You can use the find function to find the substring. Check Language Reference Dictionary for the syntax for this. And you can output the results to 2 datasets if you want to view the records. E.g. something like

data strange_numbers (keep = phone_number) ok_numbers(keep = phone_number);
set mydataset;
if (find(phone_number, "HOM") > 0) or (find(teamid, "WORK") then output strange_numbers;
else
output ok_numbers;
run;

Or else you could use the retain statement to just get a running count of records that match and just output that as a total number.

If you want to get a bit more sophisticated you can use the prxparse functions to find a pattern in the data. This is more flexible. You could search for any letters for example or many different types of patterns.

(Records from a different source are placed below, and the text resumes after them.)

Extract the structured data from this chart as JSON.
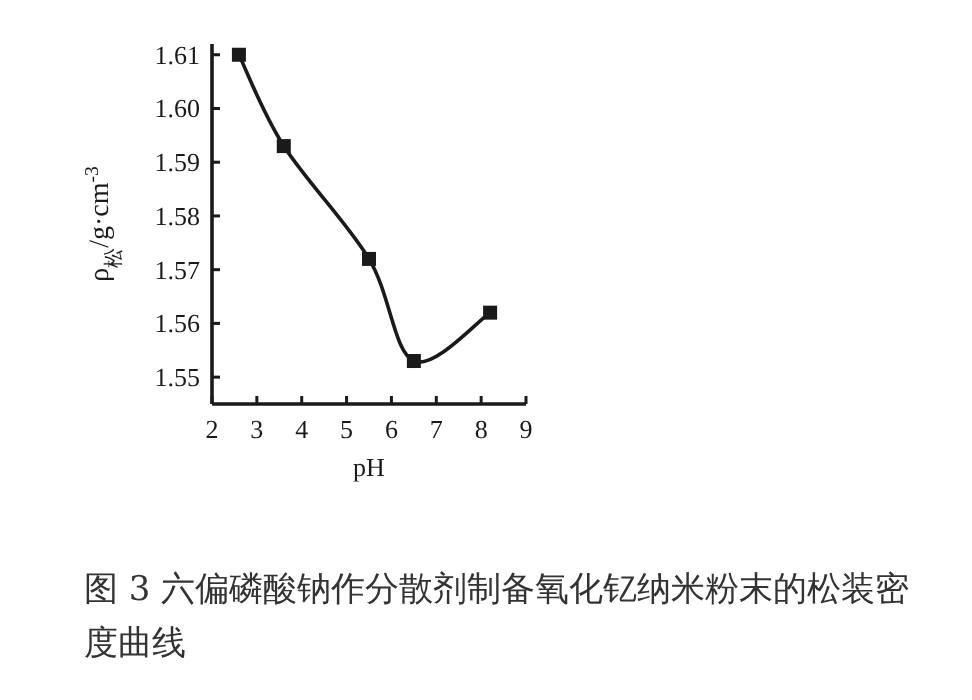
{
  "chart_data": {
    "type": "line",
    "title": "图 3  六偏磷酸钠作分散剂制备氧化钇纳米粉末的松装密度曲线",
    "xlabel": "pH",
    "ylabel": "ρ$_{松}$/g·cm$^{-3}$",
    "x": [
      2.6,
      3.6,
      5.5,
      6.5,
      8.2
    ],
    "values": [
      1.61,
      1.593,
      1.572,
      1.553,
      1.562
    ],
    "color": "#1a1a1a",
    "marker": "square",
    "line_style": "solid",
    "xlim": [
      2,
      9
    ],
    "ylim": [
      1.545,
      1.612
    ],
    "xticks": [
      2,
      3,
      4,
      5,
      6,
      7,
      8,
      9
    ],
    "yticks": [
      1.55,
      1.56,
      1.57,
      1.58,
      1.59,
      {
        "value": 1.6,
        "label": "1.60"
      },
      1.61
    ],
    "grid": false
  }
}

Cynthia_sas · Posted 10-23-2008 06:13 PM

Hi:
If all you want to do is find out is about the whole universe of text that people have added to the phone field, I'd be very tempted to compress out all the digits and punctuation from the phone number and then just run a proc freq on the remaining text. If what you want to do is REMOVE all the ancillary text, then you could compress that out as well, creating a new variable. Both techniques are shown below.

cynthia
[pre]
** first, make some test data;
data fone_info;
length name $10 phone $25;
infile datalines dsd;
input name $ phone $;
return;
datalines;
alan, "123 456 7890 home"
barbara, "555-634-5789 h"
clark, "06-53931302 work"
dave, "236-6132 chicago"
ed, "101-853-5937 Land"
frank, "mobile 11-2345789"
gail, "05-2583536 ext 12"
harry, "98-9783412 x 44"
ida , "97-3335643"
jenny, "101-867-5329 cell"
kathy, "96-2349224"
lawrence, "123-555-2323"
mark, "545-893-5436"
ned, "66-1234567"
oscar, "444-333-4343"
paula, "654 222 5436 home"
quentin, "777-634-8754 h"
ross, "77-5468902 work"
stephen, "43-56498321 ext dir 33"
terri, "342-6132 chicago"
ula, "555-865-2647 Land"
victor, "mobile 22-2387389"
winifred, "93-43921301 work"
xavier, "528-6132 atlanta"
yvonne, "984-333-5935 Land"
zach, "mobile 22-2312126"
;
run;

** next, compress out the digits, making the text_w_phone variable;
** and compress out the alpha characters, making the phone_only variable;
data count_text;
set fone_info;
phone = upcase(phone);
text_w_phone = left(compress(phone,,'dp'));
phone_only = left(compress(phone,,'A'));
run;

title; footnote;
ods listing;
options nodate nonumber nocenter;

** Proc Freq step to see the whole universe of text strings with phone numbers;
proc freq data=count_text;
title 'get rid of digits and see what is left';
tables text_w_phone/missing;
run;

** proc print to see result of compress function;
proc print data=count_text;
var name phone_only text_w_phone phone;
run;
[/pre]

deleted_user · Posted 10-24-2008 11:40 AM

Thanks a lot IrishGuy and Cynthia@SAS, I will try both the method and see which one gives me the best results.

Cheers,
Sree

How to find a set of strings from character values?